Posted by: Amy Alkon at June 10, 2006 11:08 AM

"..a stone-age, warmonger culture marked by disease and tit-for-tat incursion of rape and pillage into cousin cultures in adjacent valleys."

If only there was a vacation package that offered that...

Posted by: eric's got a week to kill... at June 10, 2006 12:53 PM

> Dennis Miller is wrong

Sociobiologists can be forgiven for their many honest errors. But their unrepentant smugness earns them a special corner of Hell.

Posted by: Crid at June 10, 2006 3:50 PM

I think it's a mistake to use taxation for social engineering. You know, people shouldn't eat so much junk food, so let's tax it. Instead, taxation should simply be a way for the government to raise money - plucking the goose so as to obtain the largest amount of feathers with the least amount of hissing, as the man said. If the government wants to stop people eating junk food, then it should be voted out of office. This would reduce taxes. Adults should be allowed to eat, smoke, drink or drive themselves to death, so long as they don't break any laws. If junk food is that important, make it illegal. Otherwise shut up.


In case it's not blazingly obvious, this applies to 4x4s, mind-bending substances and other consumer choices, not just to junk food.

Posted by: Norman at June 11, 2006 11:18 AM

Mr. Cridland should by all means put his money where his mouth is by moving to Somalia. Cell-phone service is exceedingly cheap, markets are booming, bodyguards are available at quite reasonable rates, and the climate is no worse than Phoenix, Arizona, where libertarians are already to be found.

Mr.

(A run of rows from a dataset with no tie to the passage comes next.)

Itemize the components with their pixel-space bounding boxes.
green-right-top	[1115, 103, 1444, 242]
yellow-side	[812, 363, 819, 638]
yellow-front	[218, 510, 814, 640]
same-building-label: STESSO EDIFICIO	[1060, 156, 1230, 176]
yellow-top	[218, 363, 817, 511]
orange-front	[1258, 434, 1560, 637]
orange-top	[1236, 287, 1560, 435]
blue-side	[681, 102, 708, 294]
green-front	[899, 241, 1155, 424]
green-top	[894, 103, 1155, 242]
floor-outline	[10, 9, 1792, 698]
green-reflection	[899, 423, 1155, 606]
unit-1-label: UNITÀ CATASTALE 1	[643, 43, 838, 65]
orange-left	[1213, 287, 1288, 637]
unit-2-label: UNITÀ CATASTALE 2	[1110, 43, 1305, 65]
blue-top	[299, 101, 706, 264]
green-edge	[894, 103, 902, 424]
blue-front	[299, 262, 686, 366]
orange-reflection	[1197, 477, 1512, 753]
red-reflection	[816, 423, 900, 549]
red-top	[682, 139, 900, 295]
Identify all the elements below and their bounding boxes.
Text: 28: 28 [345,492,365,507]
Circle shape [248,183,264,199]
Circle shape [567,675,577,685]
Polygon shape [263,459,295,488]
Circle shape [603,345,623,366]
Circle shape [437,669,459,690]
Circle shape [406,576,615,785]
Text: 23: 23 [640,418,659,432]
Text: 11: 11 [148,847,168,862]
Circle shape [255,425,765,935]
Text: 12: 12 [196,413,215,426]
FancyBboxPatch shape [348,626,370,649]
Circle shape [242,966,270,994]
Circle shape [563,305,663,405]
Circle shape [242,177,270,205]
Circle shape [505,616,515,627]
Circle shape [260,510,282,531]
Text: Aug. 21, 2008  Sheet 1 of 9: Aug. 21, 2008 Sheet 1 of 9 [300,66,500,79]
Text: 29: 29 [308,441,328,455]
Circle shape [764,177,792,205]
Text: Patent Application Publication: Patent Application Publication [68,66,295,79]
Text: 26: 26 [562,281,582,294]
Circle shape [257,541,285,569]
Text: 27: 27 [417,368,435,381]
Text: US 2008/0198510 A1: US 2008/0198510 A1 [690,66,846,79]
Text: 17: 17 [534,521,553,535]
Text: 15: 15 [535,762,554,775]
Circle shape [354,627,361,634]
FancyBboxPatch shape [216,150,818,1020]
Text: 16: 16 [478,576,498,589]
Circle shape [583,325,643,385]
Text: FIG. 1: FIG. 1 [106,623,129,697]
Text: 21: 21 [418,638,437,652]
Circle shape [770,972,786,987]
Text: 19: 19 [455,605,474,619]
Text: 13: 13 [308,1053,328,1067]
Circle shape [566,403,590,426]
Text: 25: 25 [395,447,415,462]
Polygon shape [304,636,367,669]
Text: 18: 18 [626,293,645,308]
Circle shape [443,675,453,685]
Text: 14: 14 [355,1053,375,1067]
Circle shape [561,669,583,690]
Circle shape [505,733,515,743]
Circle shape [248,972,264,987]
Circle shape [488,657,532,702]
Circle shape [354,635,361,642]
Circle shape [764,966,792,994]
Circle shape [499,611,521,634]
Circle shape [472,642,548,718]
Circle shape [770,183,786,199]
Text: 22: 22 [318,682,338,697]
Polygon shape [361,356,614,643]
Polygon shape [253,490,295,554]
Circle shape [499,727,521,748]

Fletcher might be interested in Georgist economics (aka "geolibertarianism"), which is about how to reconcile freedom and conservation.

Posted by: John Cowan at June 11, 2006 11:22 AM

Somalia?

Posted by: Crid at June 11, 2006 2:42 PM

One: "asthma" is more common because we are now recognizing things like common cough are often related to mild asthma. So by diagnosing mild cases, we increase the numbers artificially.

Two: In developing countries, asthma is probably just as common. Why? Because of indoor open fires cause air pollution. But unless the kid is gasping, we don't diagnose it.


Three: Worms cause anemia and complicate malnutrition. Even the benign ascaris can "migrate" upward and choke a sick child to death. You want worms. Fine. YOU put up with them.

Four: It's a false choice to say rich people spend money on luxuries, so we should use the money for paying welfare benefits to poor people.That sees money as a limited pie to be divided.

In reality, to help poor people, you make more pies by hiring them.


If you buy a luxury item, you essentially are providing jobs for those who make the item, who make the basic parts of the item, the ones who ship the item, and the middle men who arrange you to buy it.

For example, one of the sources of income for our local (Philippine) villages is making luxury items to export...So maybe you don't want to spend two dollars on a fancy Christmas ball, but by not doing so, some of our locals won't have work.But when people work, prosperity spreads...

Posted by: Boinkie at June 11, 2006 4:06 PM

Um, Boinkie, unless you're a working epidemiologist, going from statistics, the speculation about asthma being more common is anecdotal.

And regarding your contention about worms -- clearly you're not up on the latest research. See J.V. Weinstock, and see my earlier post about the plenary by Marlene Zuk. Perhaps the worms can eat off all the egg on your face!